European leaders were able to agree on a tougher 2030 climate target just before the end of the last EU summit last week. Before that, they agreed to link 30% of the future EU budget to green issues.
Considering the “very different situations in Europe” and especially given Poland’s opposition, “a good compromise” has been reached on the climate issue, according to Gunther Krichbaum (CDU), chair of the Committee on European Union Affairs in the German Bundestag.
But there were also downsides. In particular, the fund envisaged in the Green Deal for a fair transition was pared down during the budget negotiations. In July, European leaders scaled down the Commission’s original proposal (€30 billion) to €7.5 billion.
Even though Parliament and the Council were able to agree last Wednesday (16 December) on a total sum of €17.5 billion, the amount remains far below the original proposal.
“You can think the glass is half full or half empty now,” Demesmay told EURACTIV.de.
Brexit: Barnier had priority
On Brexit, Germany largely held back, although Michel Barnier, the EU’s chief negotiator, and his team would have been happy to let Berlin take the lead, EURACTIV Germany learned from negotiators.

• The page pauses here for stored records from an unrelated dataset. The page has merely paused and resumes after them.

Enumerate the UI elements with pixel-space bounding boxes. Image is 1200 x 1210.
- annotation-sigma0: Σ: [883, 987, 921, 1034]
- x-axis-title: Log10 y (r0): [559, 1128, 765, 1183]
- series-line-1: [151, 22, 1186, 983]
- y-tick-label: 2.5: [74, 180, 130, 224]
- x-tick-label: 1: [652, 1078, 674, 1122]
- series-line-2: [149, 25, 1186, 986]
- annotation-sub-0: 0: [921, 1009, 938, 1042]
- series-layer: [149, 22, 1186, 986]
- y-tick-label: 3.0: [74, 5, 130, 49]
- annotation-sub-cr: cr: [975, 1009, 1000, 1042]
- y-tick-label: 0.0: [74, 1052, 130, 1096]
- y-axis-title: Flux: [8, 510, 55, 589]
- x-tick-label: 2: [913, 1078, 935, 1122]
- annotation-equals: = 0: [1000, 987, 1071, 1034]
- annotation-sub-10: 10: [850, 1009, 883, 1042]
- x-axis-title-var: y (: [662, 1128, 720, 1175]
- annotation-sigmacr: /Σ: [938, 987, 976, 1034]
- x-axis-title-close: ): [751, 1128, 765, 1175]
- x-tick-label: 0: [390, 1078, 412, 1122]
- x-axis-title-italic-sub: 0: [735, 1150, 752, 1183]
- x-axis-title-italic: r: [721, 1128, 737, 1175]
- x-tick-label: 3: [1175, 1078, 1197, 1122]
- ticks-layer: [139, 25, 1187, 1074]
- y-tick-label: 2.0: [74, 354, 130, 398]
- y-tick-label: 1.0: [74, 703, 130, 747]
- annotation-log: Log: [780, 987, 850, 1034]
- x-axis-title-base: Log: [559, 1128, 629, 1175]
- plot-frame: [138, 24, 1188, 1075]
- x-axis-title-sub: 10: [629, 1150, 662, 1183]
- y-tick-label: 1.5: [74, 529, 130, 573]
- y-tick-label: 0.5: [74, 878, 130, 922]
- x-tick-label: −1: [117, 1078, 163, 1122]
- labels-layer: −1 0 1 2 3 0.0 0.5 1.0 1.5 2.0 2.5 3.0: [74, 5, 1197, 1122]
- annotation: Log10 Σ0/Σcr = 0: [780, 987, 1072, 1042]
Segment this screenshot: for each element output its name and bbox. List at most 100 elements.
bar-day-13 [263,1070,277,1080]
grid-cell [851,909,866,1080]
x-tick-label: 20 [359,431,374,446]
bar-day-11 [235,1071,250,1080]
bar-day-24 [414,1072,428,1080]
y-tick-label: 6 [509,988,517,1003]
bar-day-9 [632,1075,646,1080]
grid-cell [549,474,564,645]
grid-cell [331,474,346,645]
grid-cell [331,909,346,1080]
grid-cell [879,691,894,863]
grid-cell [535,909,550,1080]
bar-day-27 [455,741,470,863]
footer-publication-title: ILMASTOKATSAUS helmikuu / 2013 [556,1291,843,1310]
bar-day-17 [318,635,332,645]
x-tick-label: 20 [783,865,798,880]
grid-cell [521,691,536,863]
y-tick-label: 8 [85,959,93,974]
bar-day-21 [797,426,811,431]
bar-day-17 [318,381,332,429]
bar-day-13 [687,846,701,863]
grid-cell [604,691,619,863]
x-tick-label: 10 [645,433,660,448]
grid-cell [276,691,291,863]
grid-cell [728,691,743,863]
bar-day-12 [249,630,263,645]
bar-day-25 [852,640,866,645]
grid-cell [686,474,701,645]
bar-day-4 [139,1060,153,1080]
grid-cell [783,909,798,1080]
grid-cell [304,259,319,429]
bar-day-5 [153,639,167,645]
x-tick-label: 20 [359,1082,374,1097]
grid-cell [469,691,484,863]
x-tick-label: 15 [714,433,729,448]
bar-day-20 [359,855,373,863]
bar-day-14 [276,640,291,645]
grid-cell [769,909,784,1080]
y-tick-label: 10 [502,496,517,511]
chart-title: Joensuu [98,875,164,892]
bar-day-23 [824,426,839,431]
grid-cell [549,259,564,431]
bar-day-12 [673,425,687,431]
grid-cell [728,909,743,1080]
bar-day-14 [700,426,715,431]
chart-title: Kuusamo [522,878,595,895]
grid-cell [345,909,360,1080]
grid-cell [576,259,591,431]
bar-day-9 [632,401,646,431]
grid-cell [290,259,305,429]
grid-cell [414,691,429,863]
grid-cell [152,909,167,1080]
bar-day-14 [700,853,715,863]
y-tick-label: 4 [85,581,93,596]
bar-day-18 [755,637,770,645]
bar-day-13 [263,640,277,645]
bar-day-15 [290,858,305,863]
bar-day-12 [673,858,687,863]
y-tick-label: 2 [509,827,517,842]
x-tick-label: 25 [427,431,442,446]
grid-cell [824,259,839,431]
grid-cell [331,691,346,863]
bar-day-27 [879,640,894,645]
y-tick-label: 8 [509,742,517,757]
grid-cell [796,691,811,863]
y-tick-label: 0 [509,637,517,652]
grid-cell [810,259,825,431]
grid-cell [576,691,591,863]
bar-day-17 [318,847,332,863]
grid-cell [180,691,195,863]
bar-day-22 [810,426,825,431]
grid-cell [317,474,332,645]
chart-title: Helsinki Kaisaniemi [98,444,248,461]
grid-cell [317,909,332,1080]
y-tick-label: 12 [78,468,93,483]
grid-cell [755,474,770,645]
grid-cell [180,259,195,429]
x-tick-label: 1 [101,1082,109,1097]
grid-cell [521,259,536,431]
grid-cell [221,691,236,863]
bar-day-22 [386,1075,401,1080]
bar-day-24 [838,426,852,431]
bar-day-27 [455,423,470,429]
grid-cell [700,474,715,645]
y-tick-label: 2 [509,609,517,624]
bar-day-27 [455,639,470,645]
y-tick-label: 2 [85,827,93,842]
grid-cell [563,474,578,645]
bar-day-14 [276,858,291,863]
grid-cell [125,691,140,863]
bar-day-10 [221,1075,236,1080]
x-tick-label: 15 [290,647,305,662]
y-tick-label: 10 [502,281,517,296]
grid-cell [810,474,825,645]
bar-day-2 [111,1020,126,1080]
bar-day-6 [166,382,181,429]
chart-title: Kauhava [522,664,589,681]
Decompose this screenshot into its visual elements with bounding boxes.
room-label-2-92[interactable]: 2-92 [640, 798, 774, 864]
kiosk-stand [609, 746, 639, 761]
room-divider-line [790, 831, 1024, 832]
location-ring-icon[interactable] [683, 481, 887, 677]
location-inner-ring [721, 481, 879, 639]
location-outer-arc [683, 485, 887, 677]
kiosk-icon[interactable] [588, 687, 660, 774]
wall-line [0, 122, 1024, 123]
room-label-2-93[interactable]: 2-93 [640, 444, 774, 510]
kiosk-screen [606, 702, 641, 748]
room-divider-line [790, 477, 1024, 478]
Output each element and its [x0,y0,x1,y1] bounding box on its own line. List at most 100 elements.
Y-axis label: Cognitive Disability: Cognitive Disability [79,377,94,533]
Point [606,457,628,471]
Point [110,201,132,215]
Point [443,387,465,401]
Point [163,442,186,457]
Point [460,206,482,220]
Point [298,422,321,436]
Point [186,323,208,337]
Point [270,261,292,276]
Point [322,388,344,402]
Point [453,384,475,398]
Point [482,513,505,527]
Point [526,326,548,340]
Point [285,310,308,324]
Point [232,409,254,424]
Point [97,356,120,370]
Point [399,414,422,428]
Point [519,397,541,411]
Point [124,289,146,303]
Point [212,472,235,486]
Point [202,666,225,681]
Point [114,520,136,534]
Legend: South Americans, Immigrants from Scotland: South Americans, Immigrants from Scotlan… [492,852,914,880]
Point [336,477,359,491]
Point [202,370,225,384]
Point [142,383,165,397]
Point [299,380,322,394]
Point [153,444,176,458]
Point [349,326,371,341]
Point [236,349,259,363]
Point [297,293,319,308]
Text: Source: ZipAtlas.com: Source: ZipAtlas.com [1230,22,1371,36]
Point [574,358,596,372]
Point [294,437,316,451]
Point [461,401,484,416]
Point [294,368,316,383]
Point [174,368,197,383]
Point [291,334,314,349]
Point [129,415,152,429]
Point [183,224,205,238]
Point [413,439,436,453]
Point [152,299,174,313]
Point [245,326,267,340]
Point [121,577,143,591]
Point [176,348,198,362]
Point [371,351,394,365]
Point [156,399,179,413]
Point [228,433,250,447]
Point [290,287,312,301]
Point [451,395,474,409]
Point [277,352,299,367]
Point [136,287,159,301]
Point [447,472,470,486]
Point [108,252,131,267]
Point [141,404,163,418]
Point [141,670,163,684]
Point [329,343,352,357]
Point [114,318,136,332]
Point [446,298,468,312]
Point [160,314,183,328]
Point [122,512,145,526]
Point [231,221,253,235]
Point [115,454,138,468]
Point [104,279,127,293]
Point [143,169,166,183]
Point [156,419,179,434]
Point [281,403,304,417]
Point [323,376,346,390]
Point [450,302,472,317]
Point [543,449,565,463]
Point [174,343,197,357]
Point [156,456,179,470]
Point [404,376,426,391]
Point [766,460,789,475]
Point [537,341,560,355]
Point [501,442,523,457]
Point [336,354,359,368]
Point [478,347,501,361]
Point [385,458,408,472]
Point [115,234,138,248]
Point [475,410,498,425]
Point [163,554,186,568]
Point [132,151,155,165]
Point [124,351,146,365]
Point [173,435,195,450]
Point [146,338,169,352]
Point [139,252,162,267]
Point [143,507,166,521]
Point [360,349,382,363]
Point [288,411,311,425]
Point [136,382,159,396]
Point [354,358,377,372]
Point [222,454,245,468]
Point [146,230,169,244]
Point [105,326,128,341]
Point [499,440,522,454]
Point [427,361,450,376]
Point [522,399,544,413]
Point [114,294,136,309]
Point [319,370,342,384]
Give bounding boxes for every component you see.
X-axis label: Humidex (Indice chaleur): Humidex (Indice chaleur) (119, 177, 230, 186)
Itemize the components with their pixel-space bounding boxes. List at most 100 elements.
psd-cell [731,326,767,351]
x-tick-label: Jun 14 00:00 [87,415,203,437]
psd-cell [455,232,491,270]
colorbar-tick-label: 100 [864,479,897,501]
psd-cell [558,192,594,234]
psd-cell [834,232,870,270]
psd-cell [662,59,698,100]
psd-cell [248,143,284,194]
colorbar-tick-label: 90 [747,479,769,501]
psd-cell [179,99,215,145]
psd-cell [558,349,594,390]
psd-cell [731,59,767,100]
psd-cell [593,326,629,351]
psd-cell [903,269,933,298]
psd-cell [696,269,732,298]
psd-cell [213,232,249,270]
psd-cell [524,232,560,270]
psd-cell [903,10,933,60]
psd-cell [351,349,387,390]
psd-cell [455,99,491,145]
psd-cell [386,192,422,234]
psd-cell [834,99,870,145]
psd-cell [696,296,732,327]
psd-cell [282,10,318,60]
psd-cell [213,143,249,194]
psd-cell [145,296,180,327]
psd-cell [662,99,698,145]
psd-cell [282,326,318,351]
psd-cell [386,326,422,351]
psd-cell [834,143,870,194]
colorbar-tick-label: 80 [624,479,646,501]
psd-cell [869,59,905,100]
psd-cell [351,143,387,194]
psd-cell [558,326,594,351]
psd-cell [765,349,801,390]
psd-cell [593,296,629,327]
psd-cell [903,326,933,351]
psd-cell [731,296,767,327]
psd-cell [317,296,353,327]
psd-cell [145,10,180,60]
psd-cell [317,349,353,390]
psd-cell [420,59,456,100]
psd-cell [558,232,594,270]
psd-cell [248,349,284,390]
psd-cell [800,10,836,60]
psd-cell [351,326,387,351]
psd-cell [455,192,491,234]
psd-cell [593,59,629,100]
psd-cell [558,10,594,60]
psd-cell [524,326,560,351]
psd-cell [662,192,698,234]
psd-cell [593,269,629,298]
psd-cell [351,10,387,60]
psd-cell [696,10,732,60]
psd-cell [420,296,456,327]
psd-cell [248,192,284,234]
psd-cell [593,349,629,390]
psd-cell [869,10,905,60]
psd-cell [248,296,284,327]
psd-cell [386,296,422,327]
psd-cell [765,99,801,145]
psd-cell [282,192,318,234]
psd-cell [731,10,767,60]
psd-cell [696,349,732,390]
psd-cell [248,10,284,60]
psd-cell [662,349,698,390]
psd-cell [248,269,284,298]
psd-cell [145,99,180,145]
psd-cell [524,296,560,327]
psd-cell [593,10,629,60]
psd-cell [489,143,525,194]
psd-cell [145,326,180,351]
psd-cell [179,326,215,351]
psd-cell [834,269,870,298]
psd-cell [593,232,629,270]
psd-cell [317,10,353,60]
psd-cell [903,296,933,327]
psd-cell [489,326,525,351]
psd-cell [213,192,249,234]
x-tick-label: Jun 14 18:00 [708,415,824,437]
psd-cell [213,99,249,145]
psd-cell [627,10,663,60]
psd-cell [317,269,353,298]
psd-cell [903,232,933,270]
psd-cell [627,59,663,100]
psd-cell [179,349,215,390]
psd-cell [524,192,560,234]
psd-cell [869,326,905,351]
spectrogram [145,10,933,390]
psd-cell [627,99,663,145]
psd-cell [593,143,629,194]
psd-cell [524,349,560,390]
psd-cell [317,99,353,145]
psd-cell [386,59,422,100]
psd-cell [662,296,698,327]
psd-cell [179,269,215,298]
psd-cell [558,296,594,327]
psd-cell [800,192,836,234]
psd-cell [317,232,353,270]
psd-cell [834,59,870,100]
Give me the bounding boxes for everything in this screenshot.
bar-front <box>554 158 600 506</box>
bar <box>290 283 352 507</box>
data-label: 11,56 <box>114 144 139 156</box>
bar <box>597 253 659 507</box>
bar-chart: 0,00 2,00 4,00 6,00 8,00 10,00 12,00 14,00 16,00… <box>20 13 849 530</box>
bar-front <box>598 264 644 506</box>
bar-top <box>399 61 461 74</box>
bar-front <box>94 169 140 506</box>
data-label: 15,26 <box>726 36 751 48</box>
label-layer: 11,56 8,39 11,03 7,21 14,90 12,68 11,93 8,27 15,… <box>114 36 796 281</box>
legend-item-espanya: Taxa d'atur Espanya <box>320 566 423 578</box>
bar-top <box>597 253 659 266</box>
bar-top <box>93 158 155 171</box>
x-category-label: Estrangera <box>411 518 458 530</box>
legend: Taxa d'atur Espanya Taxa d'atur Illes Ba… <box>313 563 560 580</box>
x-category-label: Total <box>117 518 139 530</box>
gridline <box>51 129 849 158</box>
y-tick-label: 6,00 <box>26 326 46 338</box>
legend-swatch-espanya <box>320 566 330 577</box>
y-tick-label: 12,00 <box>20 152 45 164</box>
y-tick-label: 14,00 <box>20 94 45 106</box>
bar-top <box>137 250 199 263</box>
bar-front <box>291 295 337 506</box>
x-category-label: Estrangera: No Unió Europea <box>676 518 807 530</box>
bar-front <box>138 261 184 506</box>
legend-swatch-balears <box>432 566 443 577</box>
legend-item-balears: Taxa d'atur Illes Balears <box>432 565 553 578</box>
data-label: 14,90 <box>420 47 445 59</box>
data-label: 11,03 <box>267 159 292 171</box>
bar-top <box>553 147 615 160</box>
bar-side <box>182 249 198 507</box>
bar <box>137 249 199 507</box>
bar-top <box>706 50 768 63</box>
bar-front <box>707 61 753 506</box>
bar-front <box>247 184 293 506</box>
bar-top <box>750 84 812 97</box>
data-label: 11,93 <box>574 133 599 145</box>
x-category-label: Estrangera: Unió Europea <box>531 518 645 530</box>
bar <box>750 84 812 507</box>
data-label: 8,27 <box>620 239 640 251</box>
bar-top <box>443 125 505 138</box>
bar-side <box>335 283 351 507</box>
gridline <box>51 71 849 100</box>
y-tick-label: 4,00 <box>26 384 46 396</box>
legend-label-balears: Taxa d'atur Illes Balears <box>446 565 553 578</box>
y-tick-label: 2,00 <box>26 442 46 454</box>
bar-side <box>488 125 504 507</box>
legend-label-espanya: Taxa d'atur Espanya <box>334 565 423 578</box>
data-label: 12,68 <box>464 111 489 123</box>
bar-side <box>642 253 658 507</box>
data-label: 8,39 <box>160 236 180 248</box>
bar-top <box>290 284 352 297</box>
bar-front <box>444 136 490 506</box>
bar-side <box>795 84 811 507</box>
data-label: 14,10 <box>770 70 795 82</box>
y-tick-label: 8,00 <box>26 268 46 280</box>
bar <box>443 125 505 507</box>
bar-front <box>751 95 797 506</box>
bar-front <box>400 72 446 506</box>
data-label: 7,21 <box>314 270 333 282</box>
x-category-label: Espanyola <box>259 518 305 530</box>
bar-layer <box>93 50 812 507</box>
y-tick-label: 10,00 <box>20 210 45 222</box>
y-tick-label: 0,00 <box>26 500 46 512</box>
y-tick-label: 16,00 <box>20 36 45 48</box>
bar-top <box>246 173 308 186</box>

That was smart, one official said, in that it prevented London from playing countries off against each other, such as France against Germany.
This would have been conceivable because the French fear for their fishing rights while the Germans mainly want to sell cars.
Thus, the EU states stood united and London spoke exclusively to the European Commission.
But that also means that “if [the negotiations] are a success, it’s not Germany’s success,” said a source familiar with the negotiations.